The Florida bill, if passed, would bar teacher-led discussions of gender identity and sexual orientation in kindergarten through 3rd grade. The restriction is debatable but should be viewed in light of teachers instructing 6 and 7 year olds to reconsider their gender identities if their behavior doesn’t conform to stereotypes for boys and girls. So, is it really a “don’t say gay” bill, as the Human Rights Campaign charges (think fundraising), or a move that will protect lesbian and gay kids from being told they’re in the wrong bodies.
Today’s gender ideology is premised on the widespread assertion of gender identity drawn from gender stereotypes, and is far distant from anything to do with the small number of people who might actually be considered transsexual.

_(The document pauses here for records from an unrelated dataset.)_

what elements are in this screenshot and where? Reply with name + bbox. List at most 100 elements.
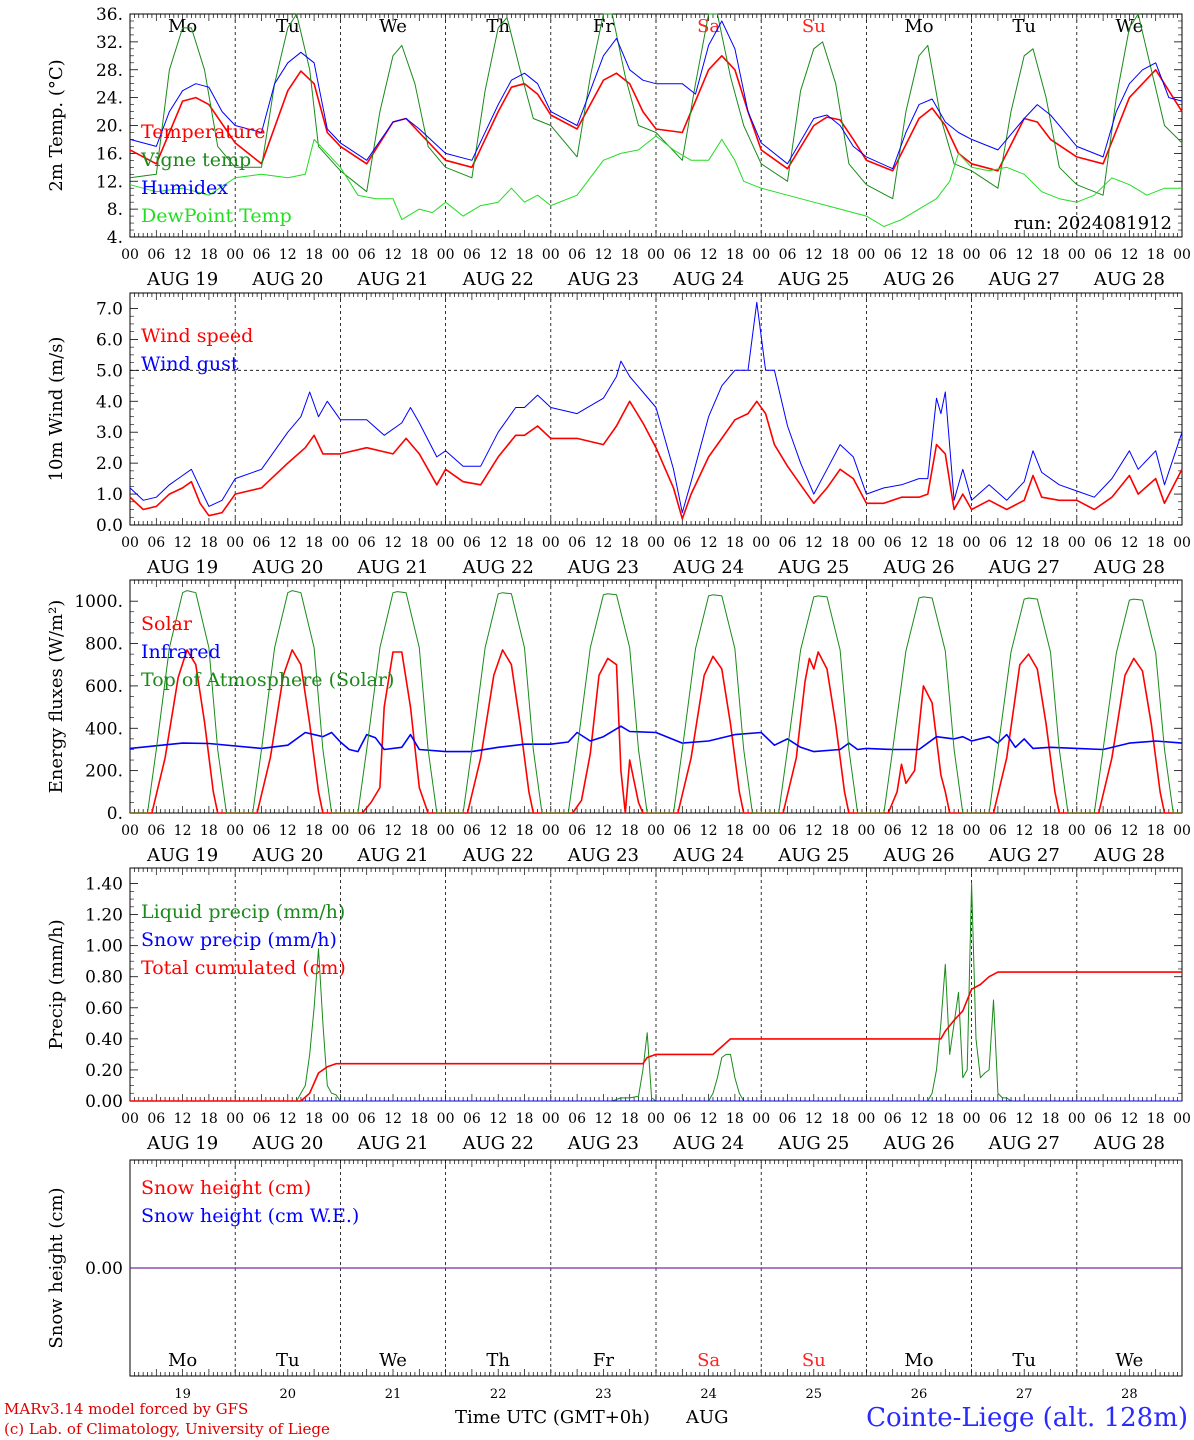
hour-tick-label: 06 xyxy=(989,823,1007,839)
hour-tick-label: 00 xyxy=(1173,247,1191,263)
hour-tick-label: 00 xyxy=(121,247,139,263)
hour-tick-label: 06 xyxy=(989,1111,1007,1127)
hour-tick-label: 06 xyxy=(1094,823,1112,839)
day-number-label: 25 xyxy=(806,1387,823,1402)
hour-tick-label: 18 xyxy=(621,1111,639,1127)
hour-tick-label: 18 xyxy=(831,535,849,551)
weekday-label: Th xyxy=(486,1350,510,1371)
date-label: AUG 26 xyxy=(882,1133,954,1154)
date-label: AUG 21 xyxy=(356,269,428,290)
date-label: AUG 27 xyxy=(988,557,1060,578)
day-number-label: 23 xyxy=(595,1387,612,1402)
y-tick-label: 4. xyxy=(107,228,123,248)
hour-tick-label: 00 xyxy=(542,535,560,551)
y-tick-label: 5.0 xyxy=(96,361,123,381)
hour-tick-label: 12 xyxy=(384,535,402,551)
date-label: AUG 22 xyxy=(462,269,534,290)
legend-entry: Solar xyxy=(141,613,193,635)
hour-tick-label: 06 xyxy=(673,823,691,839)
hour-tick-label: 12 xyxy=(174,823,192,839)
date-label: AUG 27 xyxy=(988,1133,1060,1154)
date-label: AUG 21 xyxy=(356,557,428,578)
x-axis-month: AUG xyxy=(685,1407,729,1428)
weekday-label: Tu xyxy=(276,16,300,37)
y-tick-label: 1.20 xyxy=(85,906,123,926)
date-label: AUG 21 xyxy=(356,1133,428,1154)
y-tick-label: 12. xyxy=(96,172,123,192)
hour-tick-label: 12 xyxy=(910,823,928,839)
y-tick-label: 0. xyxy=(107,804,123,824)
date-label: AUG 22 xyxy=(462,1133,534,1154)
hour-tick-label: 00 xyxy=(121,823,139,839)
hour-tick-label: 06 xyxy=(253,1111,271,1127)
hour-tick-label: 06 xyxy=(989,247,1007,263)
hour-tick-label: 18 xyxy=(831,823,849,839)
hour-tick-label: 12 xyxy=(489,1111,507,1127)
hour-tick-label: 00 xyxy=(1173,1111,1191,1127)
y-tick-label: 20. xyxy=(96,117,123,137)
hour-tick-label: 00 xyxy=(857,1111,875,1127)
panel-4: 0.00 0.20 0.40 0.60 0.80 1.00 1.20 1.40 Precip (… xyxy=(46,867,1191,1154)
hour-tick-label: 12 xyxy=(805,247,823,263)
hour-tick-label: 12 xyxy=(594,535,612,551)
hour-tick-label: 12 xyxy=(700,823,718,839)
hour-tick-label: 18 xyxy=(305,1111,323,1127)
date-label: AUG 22 xyxy=(462,845,534,866)
hour-tick-label: 12 xyxy=(384,1111,402,1127)
hour-tick-label: 00 xyxy=(331,535,349,551)
weekday-label: Tu xyxy=(276,1350,300,1371)
weekday-label: Su xyxy=(802,16,826,37)
hour-tick-label: 12 xyxy=(805,1111,823,1127)
date-label: AUG 19 xyxy=(146,269,218,290)
hour-tick-label: 18 xyxy=(410,1111,428,1127)
hour-tick-label: 00 xyxy=(437,247,455,263)
hour-tick-label: 12 xyxy=(910,247,928,263)
hour-tick-label: 06 xyxy=(673,535,691,551)
hour-tick-label: 06 xyxy=(779,535,797,551)
hour-tick-label: 00 xyxy=(857,535,875,551)
x-axis-label: Time UTC (GMT+0h) xyxy=(455,1407,650,1428)
hour-tick-label: 00 xyxy=(226,535,244,551)
hour-tick-label: 00 xyxy=(647,823,665,839)
hour-tick-label: 00 xyxy=(226,247,244,263)
hour-tick-label: 12 xyxy=(700,535,718,551)
hour-tick-label: 12 xyxy=(594,247,612,263)
date-label: AUG 25 xyxy=(777,1133,849,1154)
hour-tick-label: 18 xyxy=(1147,247,1165,263)
hour-tick-label: 06 xyxy=(1094,1111,1112,1127)
hour-tick-label: 18 xyxy=(1147,535,1165,551)
hour-tick-label: 06 xyxy=(884,247,902,263)
hour-tick-label: 12 xyxy=(594,823,612,839)
hour-tick-label: 12 xyxy=(1015,535,1033,551)
hour-tick-label: 12 xyxy=(384,823,402,839)
weekday-label: We xyxy=(379,16,407,37)
hour-tick-label: 06 xyxy=(463,1111,481,1127)
weekday-label: Sa xyxy=(697,1350,720,1371)
legend-entry: DewPoint Temp xyxy=(141,205,292,227)
hour-tick-label: 12 xyxy=(174,535,192,551)
series-line-top-of-atmosphere-solar xyxy=(130,590,1182,814)
hour-tick-label: 06 xyxy=(779,247,797,263)
day-number-label: 24 xyxy=(700,1387,717,1402)
hour-tick-label: 18 xyxy=(516,535,534,551)
hour-tick-label: 00 xyxy=(1173,535,1191,551)
hour-tick-label: 00 xyxy=(542,823,560,839)
hour-tick-label: 06 xyxy=(253,247,271,263)
hour-tick-label: 12 xyxy=(805,535,823,551)
date-label: AUG 26 xyxy=(882,845,954,866)
date-label: AUG 24 xyxy=(672,845,744,866)
weekday-label: Fr xyxy=(593,16,614,37)
weekday-label: Fr xyxy=(593,1350,614,1371)
series-line-liquid-precip-mm-h xyxy=(130,883,1182,1102)
date-label: AUG 19 xyxy=(146,557,218,578)
y-tick-label: 6.0 xyxy=(96,330,123,350)
weekday-label: We xyxy=(1116,1350,1144,1371)
hour-tick-label: 00 xyxy=(121,535,139,551)
hour-tick-label: 18 xyxy=(936,1111,954,1127)
date-label: AUG 19 xyxy=(146,1133,218,1154)
hour-tick-label: 00 xyxy=(647,247,665,263)
hour-tick-label: 00 xyxy=(752,1111,770,1127)
day-number-label: 22 xyxy=(490,1387,507,1402)
hour-tick-label: 18 xyxy=(410,535,428,551)
series-line-dewpoint-temp xyxy=(129,135,1182,227)
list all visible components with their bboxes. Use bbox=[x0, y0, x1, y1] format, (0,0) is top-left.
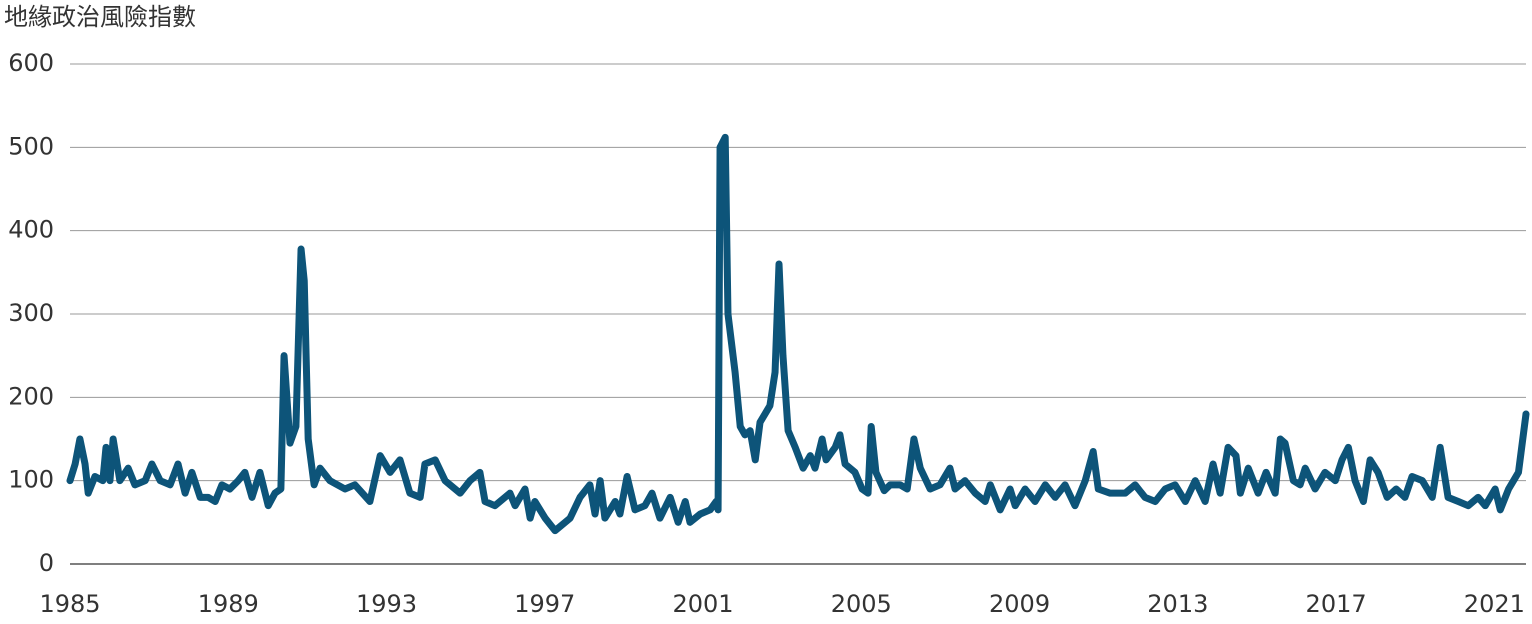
y-tick-label: 300 bbox=[8, 299, 54, 327]
x-tick-label: 2005 bbox=[831, 590, 892, 618]
y-tick-label: 500 bbox=[8, 132, 54, 160]
x-tick-label: 2001 bbox=[673, 590, 734, 618]
chart-title: 地緣政治風險指數 bbox=[4, 3, 196, 31]
x-tick-label: 1993 bbox=[356, 590, 417, 618]
x-tick-label: 1989 bbox=[198, 590, 259, 618]
y-tick-label: 200 bbox=[8, 382, 54, 410]
y-tick-label: 100 bbox=[8, 466, 54, 494]
x-tick-label: 1985 bbox=[39, 590, 100, 618]
data-line bbox=[66, 133, 1530, 535]
x-tick-label: 2009 bbox=[989, 590, 1050, 618]
x-tick-label: 2021 bbox=[1464, 590, 1525, 618]
y-tick-label: 400 bbox=[8, 216, 54, 244]
x-tick-label: 2013 bbox=[1147, 590, 1208, 618]
y-tick-label: 0 bbox=[39, 549, 54, 577]
x-tick-label: 1997 bbox=[514, 590, 575, 618]
x-tick-label: 2017 bbox=[1306, 590, 1367, 618]
y-tick-label: 600 bbox=[8, 49, 54, 77]
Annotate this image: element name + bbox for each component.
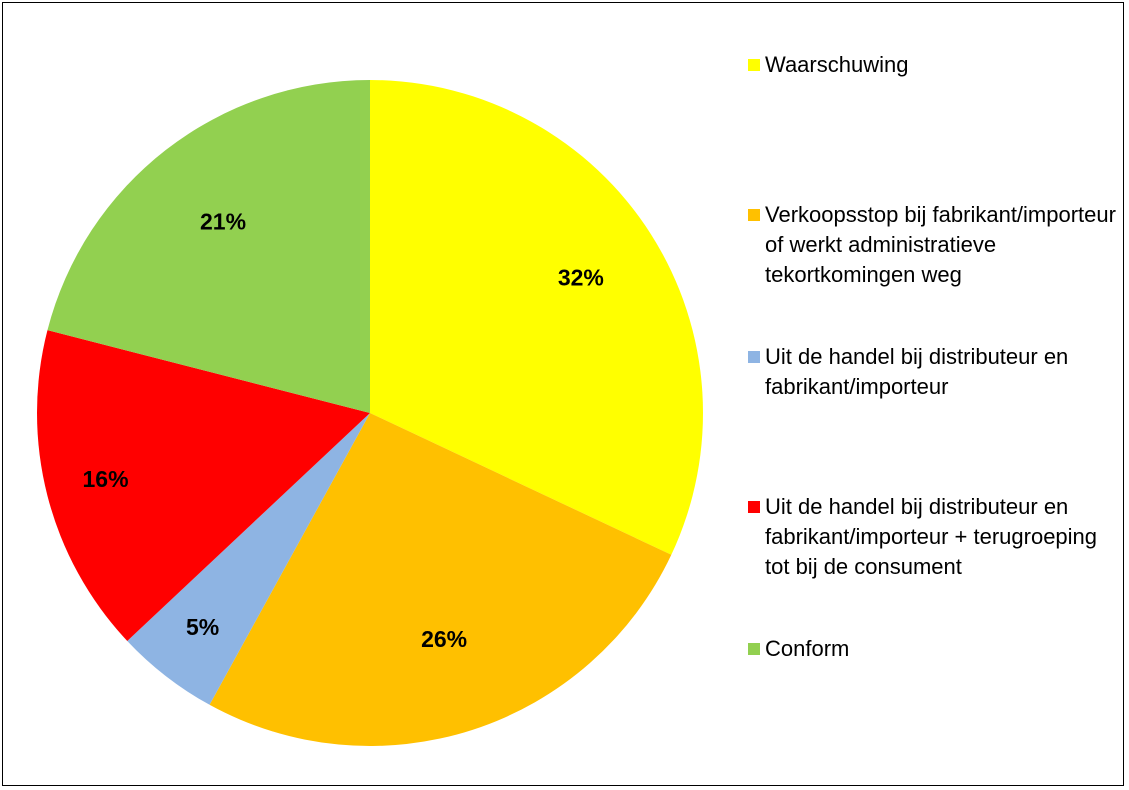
legend-swatch <box>748 351 760 363</box>
legend-swatch <box>748 209 760 221</box>
legend-item-verkoopsstop: Verkoopsstop bij fabrikant/importeur of … <box>748 200 1120 290</box>
pie-slice-3 <box>127 413 370 705</box>
pie-slices <box>37 80 704 746</box>
legend-label: Uit de handel bij distributeur en fabrik… <box>765 344 1069 399</box>
pie-slice-4 <box>37 330 371 641</box>
legend-label: Verkoopsstop bij fabrikant/importeur of … <box>765 202 1116 287</box>
legend-item-terugroeping: Uit de handel bij distributeur en fabrik… <box>748 492 1120 582</box>
legend-item-waarschuwing: Waarschuwing <box>748 50 1120 80</box>
legend-label: Uit de handel bij distributeur en fabrik… <box>765 494 1098 579</box>
pie-data-labels: 32% 26% 5% 16% 21% <box>82 209 603 652</box>
legend-label: Conform <box>765 636 850 661</box>
pie-slice-1 <box>370 80 704 555</box>
data-label-4: 16% <box>82 466 128 492</box>
legend-swatch <box>748 501 760 513</box>
data-label-5: 21% <box>200 209 246 235</box>
legend-item-conform: Conform <box>748 634 1120 664</box>
data-label-1: 32% <box>558 264 604 290</box>
legend-swatch <box>748 59 760 71</box>
legend-swatch <box>748 643 760 655</box>
legend-item-uit-de-handel: Uit de handel bij distributeur en fabrik… <box>748 342 1120 402</box>
data-label-3: 5% <box>186 614 219 640</box>
pie-slice-2 <box>209 413 672 746</box>
legend-label: Waarschuwing <box>765 52 909 77</box>
data-label-2: 26% <box>421 626 467 652</box>
pie-slice-5 <box>47 80 371 413</box>
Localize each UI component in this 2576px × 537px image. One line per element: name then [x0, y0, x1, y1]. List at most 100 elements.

Wright backs up his argument:
Gender activists believe that being a man or a woman requires embracing stereotypes of masculinity or femininity, respectively … A recent New York Times piece refers to “men, women and gender nonconforming people,” as though gender nonconformity were incompatible with being a man or a woman. According to the Genderbread Person, a popular educational tool for teaching young children about gender identity, the properties of “man-ness” and “woman-ness” include certain stereotypical “personality traits, jobs, hobbies, likes, dislikes, roles, [and] expectations.”
The clear message of gender ideology is that, if you’re a female who doesn’t “identify with” the social roles and stereotypes of femininity, then you’re not a woman; if you’re a male who similarly rejects the social roles and stereotypes of masculinity, then you’re not a man.